12
Yorum
0
Beğeni
0,0
Puan
2737
Okunma
ELAZIĞ ‘a SEVGILERIMLE
Yeni evli ve çocuksuzuz. Eşimin annesini ,hastaneye kaldırmışlar ve safra kesesinden acil ameliyata alacaklar. Patnos’ dayım, hastaneye tam bin sekiz yüz yetmiş beş kilometre uzaklıkta , karımın ağlamalarına dayanamayıp, bin dokuz yüz atmış model, on iki yaşında ki, emektarım Ford Taunus ile iznimi alır almaz yola çıkıyorum.
Her şey ,yolunda gidiyor. Yollar oldukça bozuk ama benim emektarda iyi kaçıyor, bu yollarda. Şöyle dağ yamacında, bir tarafı uçurum, bir tarafı yüksek kayalar arasında, kıvrıla kıvrıla, boş yollardan süzülürken, arabayı biraz yavaşlatmak istiyor ve frene dokunuyorum.
Aman Allah’ ım , fren pedalı ,dibine yapışmış olmasına rağmen, araba süratlenerek yol alamaya , devam ediyor. Otomatik vitesi ,önce iki ,sonra bir pozisyonuna getirip ,el freni ile zor bela duruyorum.
Elazığ’ a on kilometre levhasına ,bir metre kala, zor durdurdum .Arabamın kaputunu açıp baktığımda, sadece Ate Hidrolik konması gereken, körüğün Shell yağı koyduğumuz için, patlamış olduğunu, akan Hidroliğin ,dumanlar çıkarttığını ,çaresizce görüyorum.
Karım zırıl zırıl ağlıyor.

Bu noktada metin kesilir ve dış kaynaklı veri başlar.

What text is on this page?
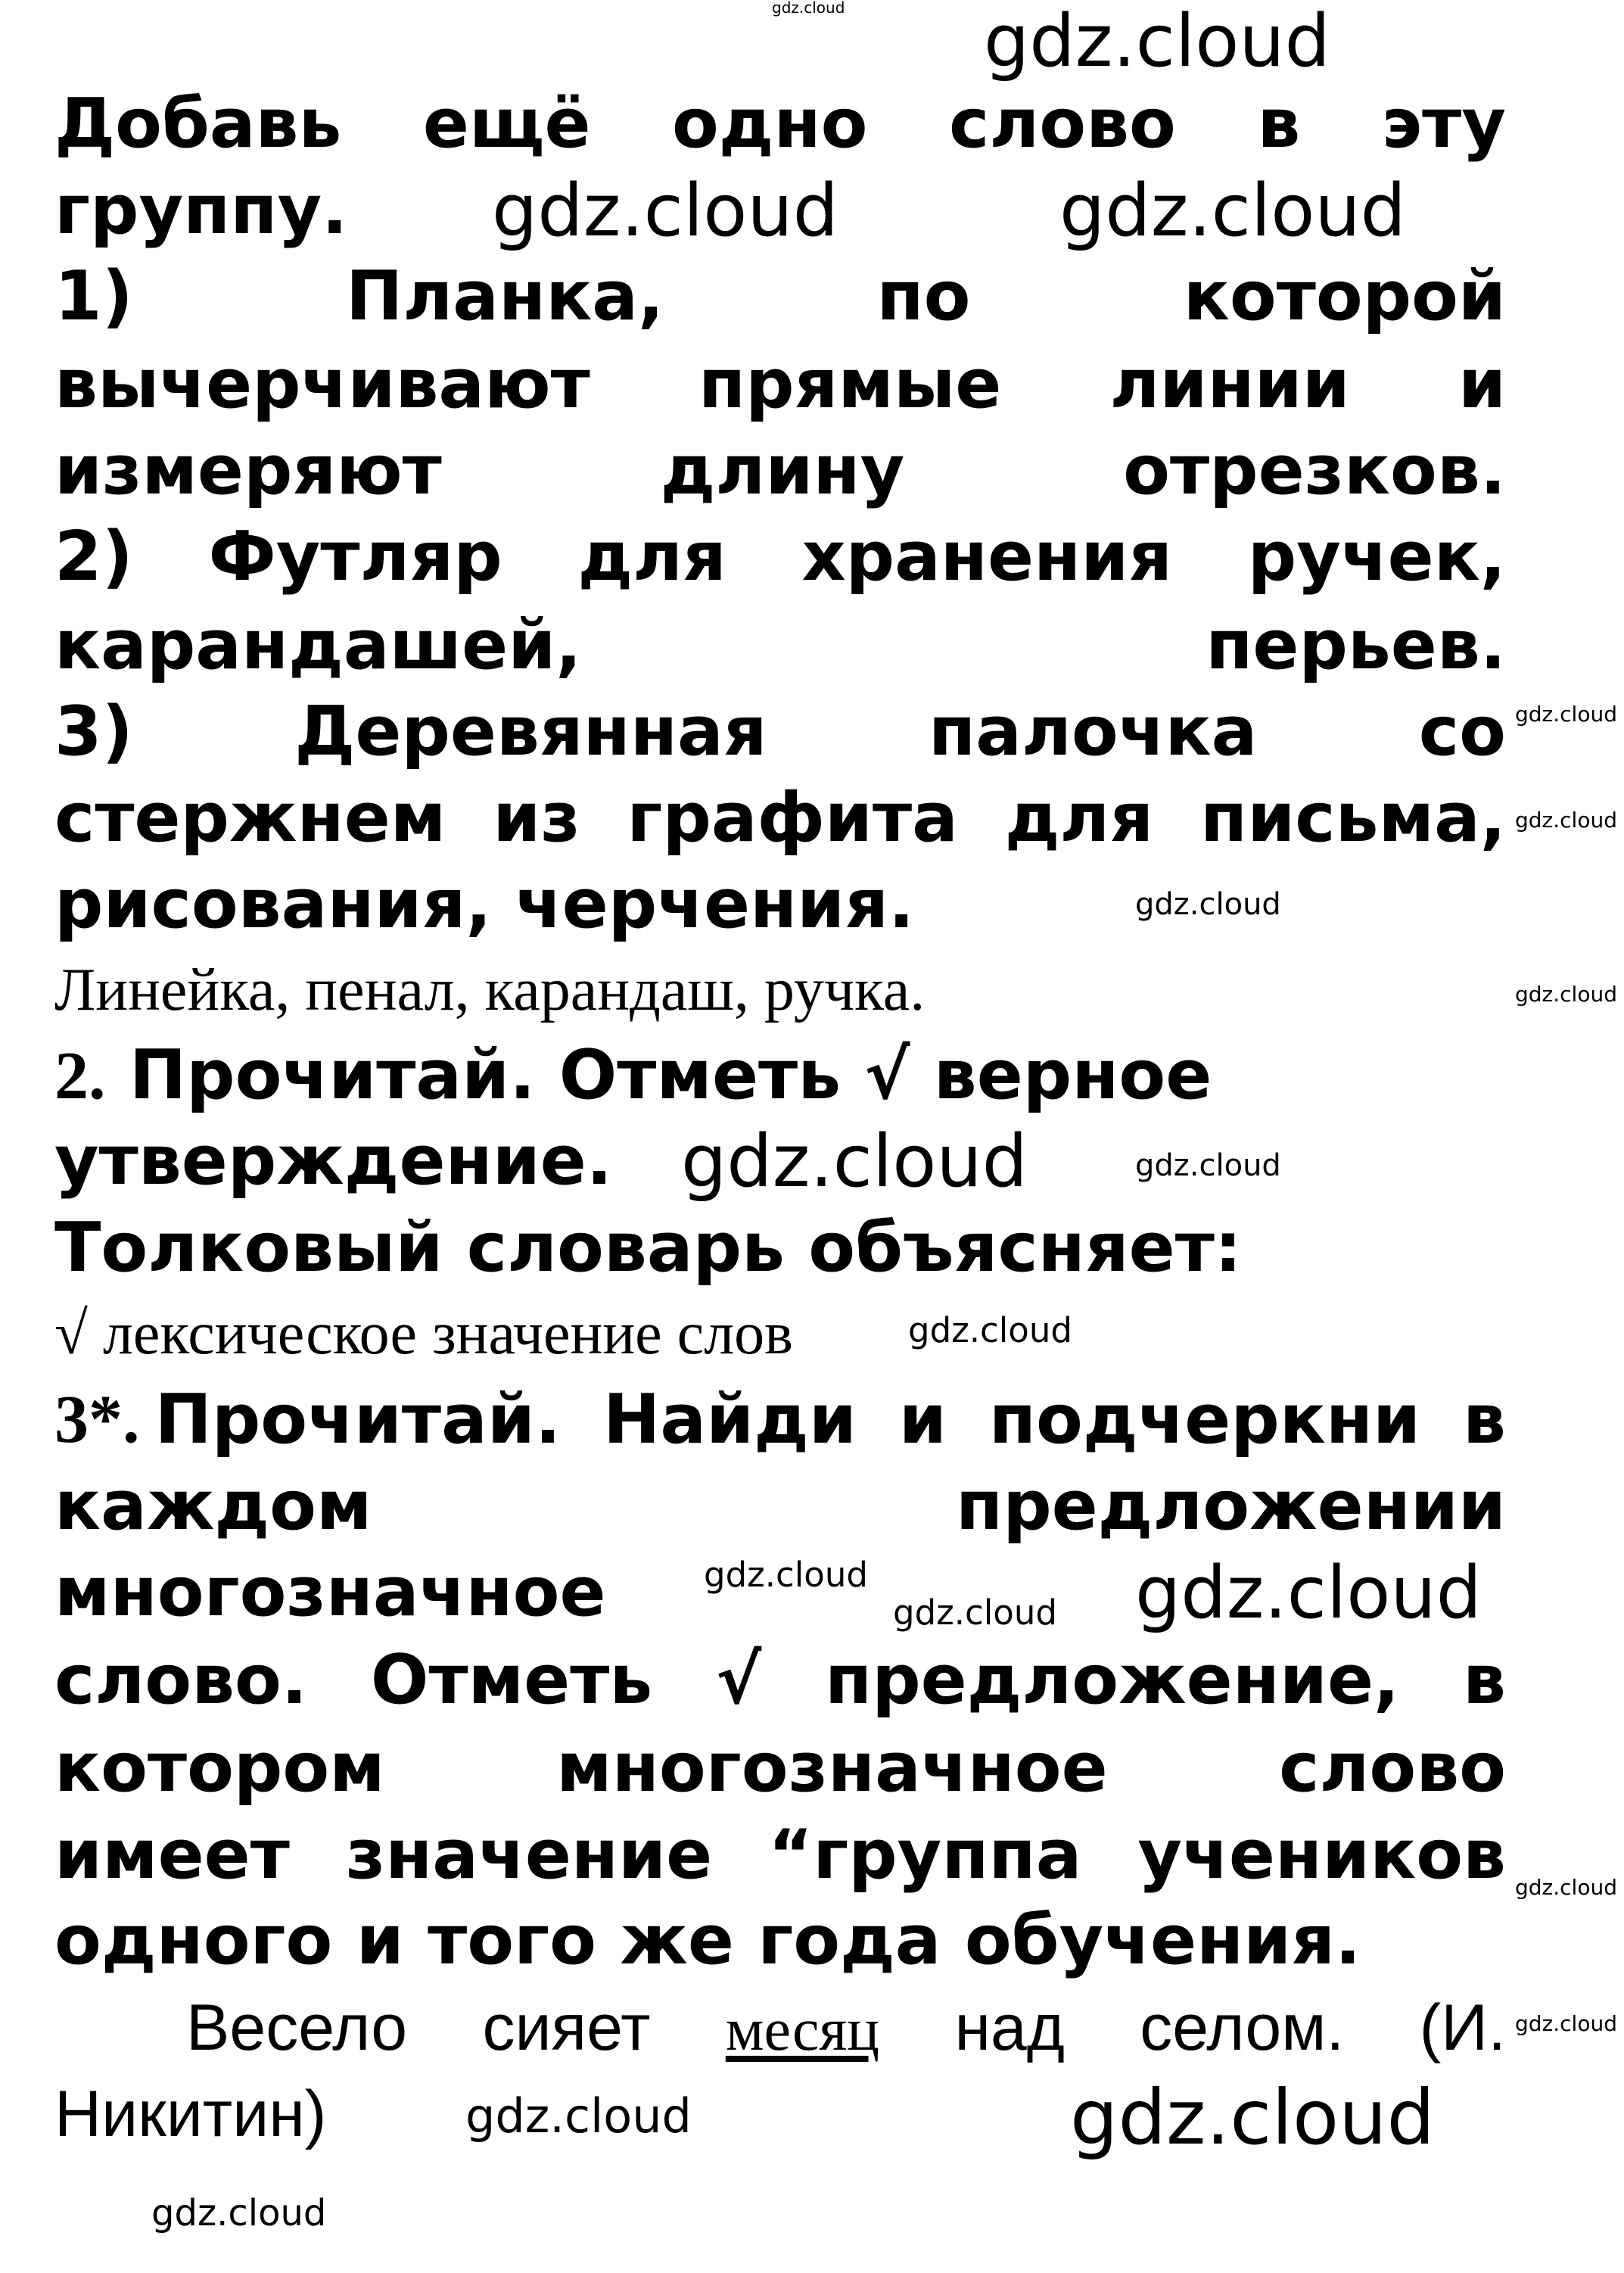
Добавь ещё одно слово в эту
группу.
1) Планка, по которой
вычерчивают прямые линии и
измеряют длину отрезков.
2) Футляр для хранения ручек,
карандашей, перьев.
3) Деревянная палочка со
стержнем из графита для письма,
рисования, черчения.
Линейка, пенал, карандаш, ручка.
2. Прочитай. Отметь √ верное
утверждение.
Толковый словарь объясняет:
√ лексическое значение слов
3*. Прочитай. Найди и подчеркни в
каждом предложении
многозначное
слово. Отметь √ предложение, в
котором многозначное слово
имеет значение “группа учеников
одного и того же года обучения.
Весело сияет месяц над селом. (И.
Никитин)
gdz.cloud gdz.cloud
gdz.cloud	gdz.cloud
gdz.cloud
gdz.cloud
gdz.cloud
gdz.cloud
gdz.cloud	gdz.cloud
gdz.cloud
gdz.cloud
gdz.cloud gdz.cloud
gdz.cloud
gdz.cloud
gdz.cloud	gdz.cloud
gdz.cloud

Ona korkmamasını söyleyerek, sadece el freni ile çok yavaş ve tedirgin olara, Elazığ Sanayi Çarşısına geliyorum. Günlerden cumartesi ve akşam olmak üzere. İlk gördüğüm tamirciye girip ,durumu anlattığımda, Hasan Usta hemen Ford parçası satan bir bayii arıyor. Parça ne yazık ki yok. O geceyi, otelde geçirebiliriz diye, düşünüyorum. Ama yarın ne değişecek ki.?
Hasan usta, bu fikrime birazda kızarak, karşı çıkıyor . ‘’Ne yani Kumandan, biz Tanrı misafirini, yatıramaz mıyız? Ben, karımın kızlarımın, yüzüne nasıl bakarım? Dünyada bırakmam, yürüyün eve gidiyoruz’’
Haydaa, bu titiz karıyla, tanımadığım bir ev, yabancı sofralar, yataklar, tuvaletler… Ulan freninin de, arabasının da, atla otobüse, git be adam. Ama çaresizim artık. Arabayı, Hasan Usta’yı takip ederek, mütevazi evinin önüne çekiyorum .
Bizi, güler yüzlü bir Anadolu kadını ve üç güzel, devamlı gülümseyen kızlar karşılıyor. Misafir odası, mis gibi temiz çarşaf ve yorgan kokmakta. Çeyiz sandığından çıktığı belli havlular, kullanılmamış, kokulu sabunlar ve adeta onlara ,misafir verdiği için ,Tanrı ya şükreden pırıl pırıl kızlar ,temiz bir kadın ve yiğit bir adam .
Sofra da çok mükellef. Komşulardan destek alınarak zenginleştiği belli. O kadar da ,güzel yöre yemekleri var ki , yemezsem ayıp olur valla.
Arabanın anahtarını alıp, yemekten sonra kaybolan Hasan usta, biz sabah kahvaltısına davet edilirken, her tarafı yağ içinde çıkıp geliyor. Sabahladığı gözlerinden belli. Yüzünde mutlu bir gülümseme var
‘ Tamam Kumandanım, yola çıkabilirsiniz’
Ne yaptığını soruyorum, önce söylemek istemiyor, ama elime eski Vestenhaus ’ umu verdiğinde, durumu biraz daha anlayabiliyorum.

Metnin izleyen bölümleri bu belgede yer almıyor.